Tuesday, January 18, 2005

Me and Jim Dobson.... A Love Affair

There's this Beastie Boys song from Licensed to Ill that I really like, called "She's Crafty." I was listening to it tonight, and it reminded me of an article about James Dobson in the latest issue of U.S. News. Because like Lucy in the song, Dr. Dobson is crafty like ice is cold.

I should tell you that I have a history with Jim. I grew up with him in a way. My parents read a couple of his books, so he helped raise me. They still get his Focus on the Family newsletter and magazine, and I'm pretty sure they give him money every year.

For the longest time, that was all we had. Then college happened. First off was my trip to the annual Evangelical Theological Society conference in the fall of 2002. ETS was a bit of a bummer, with not a few theologians bashing the crap out of John Sanders, who was one of my professors at the time.
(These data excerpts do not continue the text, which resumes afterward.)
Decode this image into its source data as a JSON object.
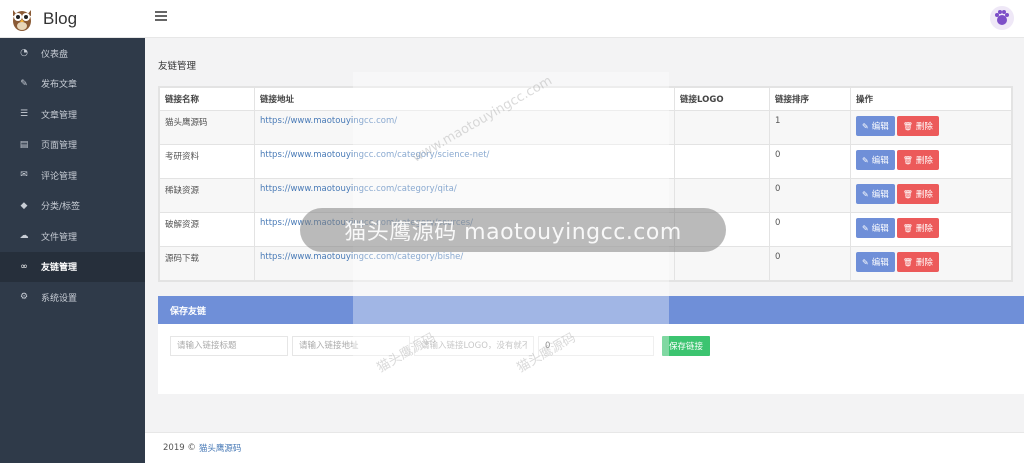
{
  "brand": {
    "title": "Blog"
  },
  "sidebar": {
    "items": [
      {
        "label": "仪表盘",
        "icon": "dashboard-icon",
        "glyph": "◔",
        "active": false
      },
      {
        "label": "发布文章",
        "icon": "edit-icon",
        "glyph": "✎",
        "active": false
      },
      {
        "label": "文章管理",
        "icon": "list-icon",
        "glyph": "☰",
        "active": false
      },
      {
        "label": "页面管理",
        "icon": "file-icon",
        "glyph": "▤",
        "active": false
      },
      {
        "label": "评论管理",
        "icon": "comments-icon",
        "glyph": "✉",
        "active": false
      },
      {
        "label": "分类/标签",
        "icon": "tags-icon",
        "glyph": "◆",
        "active": false
      },
      {
        "label": "文件管理",
        "icon": "cloud-upload-icon",
        "glyph": "☁",
        "active": false
      },
      {
        "label": "友链管理",
        "icon": "link-icon",
        "glyph": "∞",
        "active": true
      },
      {
        "label": "系统设置",
        "icon": "gear-icon",
        "glyph": "⚙",
        "active": false
      }
    ]
  },
  "page": {
    "title": "友链管理"
  },
  "table": {
    "headers": [
      "链接名称",
      "链接地址",
      "链接LOGO",
      "链接排序",
      "操作"
    ],
    "rows": [
      {
        "name": "猫头鹰源码",
        "url": "https://www.maotouyingcc.com/",
        "logo": "",
        "sort": "1"
      },
      {
        "name": "考研资料",
        "url": "https://www.maotouyingcc.com/category/science-net/",
        "logo": "",
        "sort": "0"
      },
      {
        "name": "稀缺资源",
        "url": "https://www.maotouyingcc.com/category/qita/",
        "logo": "",
        "sort": "0"
      },
      {
        "name": "破解资源",
        "url": "https://www.maotouyingcc.com/category/sources/",
        "logo": "",
        "sort": "0"
      },
      {
        "name": "源码下载",
        "url": "https://www.maotouyingcc.com/category/bishe/",
        "logo": "",
        "sort": "0"
      }
    ],
    "edit_label": "编辑",
    "delete_label": "删除"
  },
  "form": {
    "title": "保存友链",
    "title_placeholder": "请输入链接标题",
    "url_placeholder": "请输入链接地址",
    "logo_placeholder": "请输入链接LOGO，没有就不填",
    "sort_value": "0",
    "save_label": "保存链接"
  },
  "footer": {
    "copyright": "2019 ©",
    "link": "猫头鹰源码"
  },
  "watermark": {
    "banner": "猫头鹰源码 maotouyingcc.com",
    "small": "猫头鹰源码",
    "url": "www.maotouyingcc.com"
  },
  "colors": {
    "sidebar": "#2f3a49",
    "accent": "#6f8fd8",
    "danger": "#ec5a5a",
    "success": "#3cc470"
  }
}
They seemed to have this unseemly condition where they failed to separate the man from his theology. Consequently, it became standard practice to question his faith and character every time they questioned Open Theism. (Read Christianity Today's coverage of the event here.) Strike one for evangelicalism if you're keeping score.

While attending the conference in Colorado Springs, another old professor of mine, Dr. Chris Leland, was kind enough to give myself and Jake Sikora a tour of the Focus on the Family headquarters. Dr. Leland has been there since the summer of 2002, and as far as I know, enjoys teaching at the Focus Institute quite nicely. The building was big and expensive and a foreshadowing of HC's own Science Building, albeit on a smaller scale. Suffice to say, I was both impressed and uncomfortable with it all. Let's call that half a strike.

The following spring of 2003, our relationship took another turn. The National Religious Broadcasters had recently appointed Wayne Pederson as president of their organization. (NRB is a sort of association of evangelicals in the television, radio and print industries.) Not long before he would have been introduced at their annual convention in Nashville, Dr. Pederson made some comments to the effect that perhaps the emphasis of NRB would be better spent on the Gospel than on politics. He was concerned that religious broadcasters were putting more and more of the their faith in policy battles than in the power of the Good News of Jesus Christ. Enter me and James Dobson.

We were both at that convention in Nashville. I was there to accept an award for an essay I wrote, ironically sponsored by Focus on the Family. They gave me a plaque and a $1,000 for school. I read my paper to a bunch of college students and their professors. I got two job offers and three personal sales pitches from graduate schools. (Where are they now?) Life was good.

I never saw Jim, except from afar. We may have nodded politely, but probably not. The man had no idea who I was, even though he had just given me 1,000 bucks. Dr. Dobson was there for one reason -- to make sure Pederson never become president of NRB. He took Pederson's comments personally, and wasn't about to allow someone who put the Gospel over politics to rise to such a prominent position in the evangelical community. In a closed door meeting in the Opryland Hotel, Dr. Dobson made his case that Pederson was not fit for the job -- that the evangelical church was a major force in American politics, and that we needed an NRB president who toed his party line.

There was no vote that I know of at the convention -- Pederson decided to resign before things got ugly. One professor of mine who was allowed in the meeting because of his standing in IRB (the college division of NRB) later confessed to me how sad the whole process had been. This from a man who usually had nothing but good to say about Dr. Dobson. Something about the whole process had left him disenfranchised. As far as I was concerned, that was strike two and a half. (CT covered this one, too; one of my favorite pieces they've done.)

Lately, Dr. Dobson's words would seem prophetic, as his organization's support of President Bush was enough to offset increased voter turnout among youngsters voting for John Kerry. The NRB affair was only a spring training game compared to the main event last November. His role in the Arlen Specter affair was even less subtle. Jim expects much, and "God drops" in policy speeches won't suffice. He wants action from Bush, and he's let our president know.

So does Jim own George? Not hardly. But he could raise one hell of a shitstorm should Bush move to the center in an effort to work with Democrats on the Hill. Meanwhile, due to the influence of Jim on myself, evangelicalism, the movement I grew up in, is half a strike away from falling to pieces. So that's my story. That's the tale of me and Jim Dobson. We go way back, and I have a feeling we're not done with each other yet.